Millennium but still new!

It is in East Asia that one begins to consume this drink made up of fermented sweet tea. It then appears in Europe, but only in the 20th century. Tea is not fermented by any microorganisms. In fact, it is a symbiotic association between bacteria and yeasts. It is therefore that they live together, in harmony. During the fermentation of the tea, it forms a “mushroom” which is in fact made up of dozens of species of bacteria and different yeasts.

But it is not an individualized living being, but a symbiotic whole, a community of living beings, each satisfying the reciprocal needs because of their association. It is a colony of yeasts (Saccharomyces), beneficial acetic bacteria (a bacterium predominates: an Acetobacter) and fake yeasts (Mycoderma vini). This symbiosis takes place inside a “slab” in pure cellulose created by certain bacteria, which will also be called “mushroom”, “ferment” or “disk”. This “mushroom” will be lactofermentation on a basis of sugar and tea, providing a source of minerals, which it will “feed”.

Soft drinks are becoming less popular, and that’s good! People who are concerned about their health are therefore massively turning to alternatives that seem more beneficial. This is how kombucha, a drink that has been consumed for at least 2000 years, comes to life, but which is experiencing a new moment of glory.

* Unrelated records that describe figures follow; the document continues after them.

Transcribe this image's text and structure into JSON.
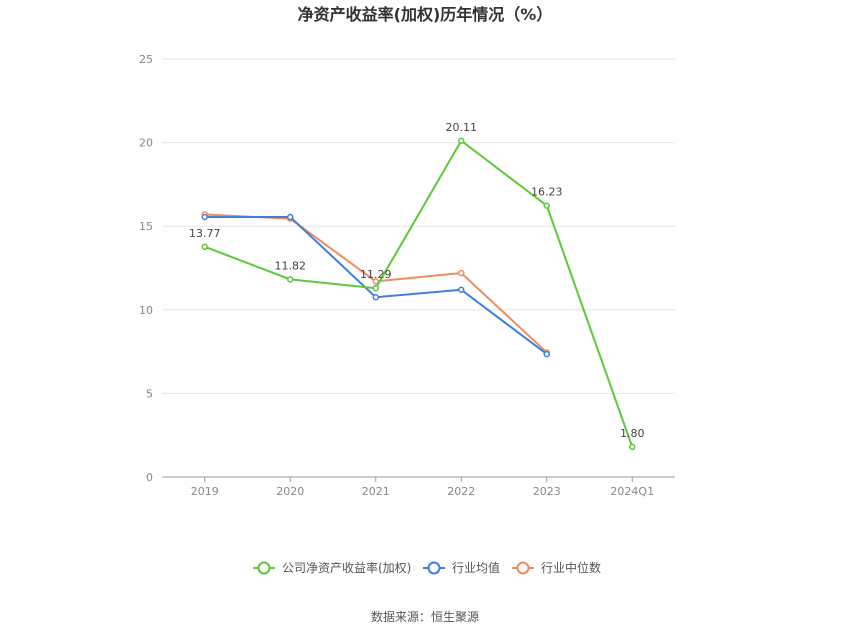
{
  "chart_data": {
    "type": "line",
    "title": "净资产收益率(加权)历年情况（%）",
    "categories": [
      "2019",
      "2020",
      "2021",
      "2022",
      "2023",
      "2024Q1"
    ],
    "ylim": [
      0,
      25
    ],
    "yticks": [
      0,
      5,
      10,
      15,
      20,
      25
    ],
    "grid": true,
    "legend_position": "bottom",
    "series": [
      {
        "name": "公司净资产收益率(加权)",
        "color": "#5cc83a",
        "values": [
          13.77,
          11.82,
          11.29,
          20.11,
          16.23,
          1.8
        ],
        "labels": [
          "13.77",
          "11.82",
          "11.29",
          "20.11",
          "16.23",
          "1.80"
        ]
      },
      {
        "name": "行业均值",
        "color": "#3f7fdb",
        "values": [
          15.55,
          15.55,
          10.75,
          11.2,
          7.35,
          null
        ]
      },
      {
        "name": "行业中位数",
        "color": "#f08c5c",
        "values": [
          15.7,
          15.45,
          11.7,
          12.2,
          7.45,
          null
        ]
      }
    ]
  },
  "source": "数据来源：恒生聚源"
}
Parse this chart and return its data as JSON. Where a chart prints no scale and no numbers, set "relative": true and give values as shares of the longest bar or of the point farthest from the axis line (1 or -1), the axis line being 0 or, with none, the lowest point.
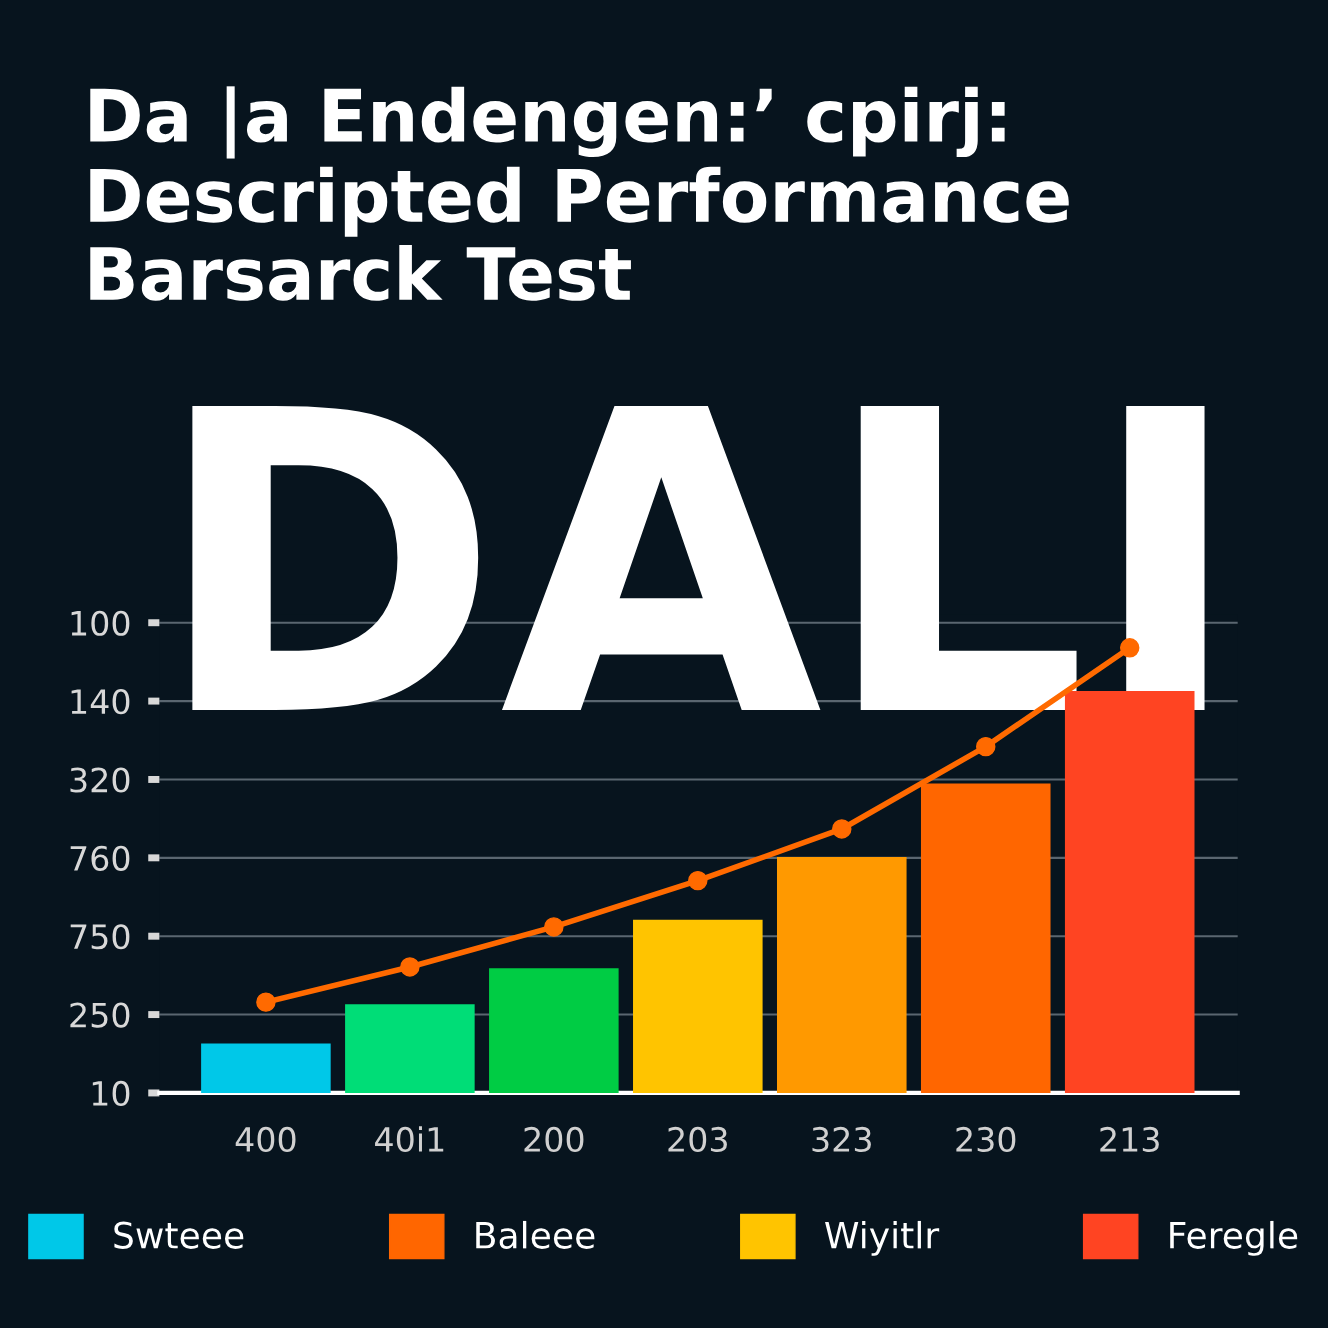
{
  "chart_data": {
    "type": "bar",
    "title": "Da |a Endengen:ʼ cpirj:\nDescripted Performance\nBarsarck Test",
    "annotations": [
      "DALI",
      "10",
      "250",
      "750",
      "760",
      "320",
      "140",
      "100"
    ],
    "categories": [
      "400",
      "40i1",
      "200",
      "203",
      "323",
      "230",
      "213"
    ],
    "relative": true,
    "series": [
      {
        "name": "Swteee",
        "color": "#00c8e8",
        "values": [
          0.111,
          null,
          null,
          null,
          null,
          null,
          null
        ]
      },
      {
        "name": "Baleee",
        "color": "#ff6600",
        "values": [
          null,
          null,
          null,
          null,
          null,
          0.695,
          null
        ]
      },
      {
        "name": "Wiyitlr",
        "color": "#ffc400",
        "values": [
          null,
          null,
          null,
          0.389,
          null,
          null,
          null
        ]
      },
      {
        "name": "Feregle",
        "color": "#ff4422",
        "values": [
          null,
          null,
          null,
          null,
          null,
          null,
          0.903
        ]
      },
      {
        "colors": [
          null,
          "#00dd77",
          "#00cc44",
          null,
          null,
          null,
          null
        ],
        "values": [
          null,
          0.199,
          0.28,
          null,
          null,
          null,
          null
        ]
      },
      {
        "color": "#ff9900",
        "values": [
          null,
          null,
          null,
          null,
          0.53,
          null,
          null
        ]
      },
      {
        "type": "line",
        "color": "#ff6a00",
        "marker": "circle",
        "line_style": "solid",
        "values": [
          0.204,
          0.283,
          0.373,
          0.477,
          0.593,
          0.778,
          1
        ]
      }
    ],
    "grid": "y",
    "legend": "bottom"
  }
}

Kombucha, a simple sweet drink?

To make kombucha, add 5 to 8 grams of sugar per 100 ml of tea. For comparison, a soft drink contains about 10 grams of sugar per 100 ml. However, in the case of kombucha, fermentation changes its nutritional profile. Yeasts feed on sucrose added to tea to turn it into glucose and fructose. Then, the acetic bacteria present in turn feed on glucose to form acids. Thus, the longer the fermentation time is, the less the drink is sweet and the more it becomes acidic or even vinegar.